Multiband patch antenna according to any one of the preceding claims, characterized in that for at least one of the at least two patch field types (A, B, C) two patch fields (16; 24, 26, 28) are provided.
Multiband patch antenna according to any one of the preceding claims, characterized in that the multiband patch antenna (10) is symmetrical with respect to an axis (S), particularly wherein the axis (S) extend through the geometric center (C) of the patch fields (16; 24, 26, 28).
Multiband patch antenna according to any one of the preceding claims, characterized in that the ground plane (12) is quadratic and/or has a cutout for each of the at least one feedpoint (18) only, in particular that the ground plane (12) is free of cutouts.
Multiband patch antenna according to any one of the preceding claims, characterized in that the multiband patch antenna (10) comprises a support layer (14) being provided between the at least one patch field (16; 24, 26, 28) and the ground plane (12), wherein the support layer (14) has a via for each of the at least one feedpoint (18) only, in particular that the support layer (14) is free of vias.
Multiband patch antenna according to any one of the preceding claims, characterized in that the at least one feedpoint (18) is provided as a coaxial feed or an insert feed.
Multiband patch antenna according to any one of the preceding claims, characterized in that a first patch field (24) of a first patch field type (A) with a first resonance frequency (f₁), at least one second patch field (26) of a second patch field type (B) with a second resonance frequency (f₂) and at least one third patch field (28) of a third patch field type (C) with a third resonance frequency (f₃) are provided, wherein the first patch field (24) partly overlaps with the at least one second patch field (26) and the at least one third patch field (28), particularly wherein the at least one second patch field (26) and the at least one third patch field (28) do not overlap.
Multiband patch antenna according to claim 10, characterized in that the at least one feedpoint (18) is located at the at least one second patch field (26) and/or at the least one third patch field (28).
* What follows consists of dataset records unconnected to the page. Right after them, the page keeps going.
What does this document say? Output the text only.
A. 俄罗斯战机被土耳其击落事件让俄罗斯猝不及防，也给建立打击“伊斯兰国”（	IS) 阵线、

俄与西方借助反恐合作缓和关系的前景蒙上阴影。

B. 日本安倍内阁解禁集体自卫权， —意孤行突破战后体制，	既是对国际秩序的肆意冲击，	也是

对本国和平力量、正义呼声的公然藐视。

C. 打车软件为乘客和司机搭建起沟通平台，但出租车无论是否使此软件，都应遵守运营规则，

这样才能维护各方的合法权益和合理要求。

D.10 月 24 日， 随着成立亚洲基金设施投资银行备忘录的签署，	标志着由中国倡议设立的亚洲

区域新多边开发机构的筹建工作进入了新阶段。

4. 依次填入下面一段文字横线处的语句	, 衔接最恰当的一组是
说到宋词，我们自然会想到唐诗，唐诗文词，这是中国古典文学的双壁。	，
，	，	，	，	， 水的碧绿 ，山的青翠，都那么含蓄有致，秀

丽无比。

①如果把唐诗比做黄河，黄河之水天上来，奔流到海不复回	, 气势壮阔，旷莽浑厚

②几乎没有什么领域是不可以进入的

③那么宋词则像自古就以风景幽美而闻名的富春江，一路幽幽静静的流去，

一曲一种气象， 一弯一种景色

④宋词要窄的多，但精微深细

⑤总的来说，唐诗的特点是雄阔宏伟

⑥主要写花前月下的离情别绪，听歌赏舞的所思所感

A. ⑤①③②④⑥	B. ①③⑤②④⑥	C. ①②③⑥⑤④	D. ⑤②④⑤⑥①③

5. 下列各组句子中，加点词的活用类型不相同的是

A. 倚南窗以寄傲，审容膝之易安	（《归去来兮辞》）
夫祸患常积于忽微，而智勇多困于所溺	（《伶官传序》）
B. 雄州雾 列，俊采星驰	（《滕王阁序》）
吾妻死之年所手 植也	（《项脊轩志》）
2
Multiband patch antenna according to claim 10 and 11, characterized in that the at least one second patch field (26) and at the least one third patch (28) field are spaced apart by a vertical distance (e), wherein the sum of the vertical distance (e), the vertical length (b₂) of the at least one second patch field (26) and the vertical length (c₂) of the at least one third patch field (28) is about equal to the horizontal length (a₁) of the first patch field (24).
Multiband patch antenna according to any one of the claims 10 to 12, characterized in that exactly one first patch field (24), exactly two second patch fields (26) and exactly two third patch fields (28) are provided, particularly wherein the two second and two third patch fields (26, 28) each overlap with one of the corners of the first patch field (24).
Multiband patch antenna according to claim 13, characterized in that the two third patch fields (28) are spaced apart by a third horizontal distance (d₃), wherein the third horizontal distance (d₃) is about equal to the horizontal length (c₁) of the third patch fields (28) and/or that the two second patch fields (26) are spaced apart by a second horizontal distance (d₂), wherein either the second horizontal distance (d₂) is about equal to half of the horizontal length (bi) of the second patch fields (26) or the second horizontal distance (d₂) is about equal to the third horizontal distance (d₃).
Multiband patch antenna according to any one of the claims 10 to 14, characterized in that the geometric center (D) of the first patch field (24) is the geometric center of the patch fields (16; 24, 26, 28).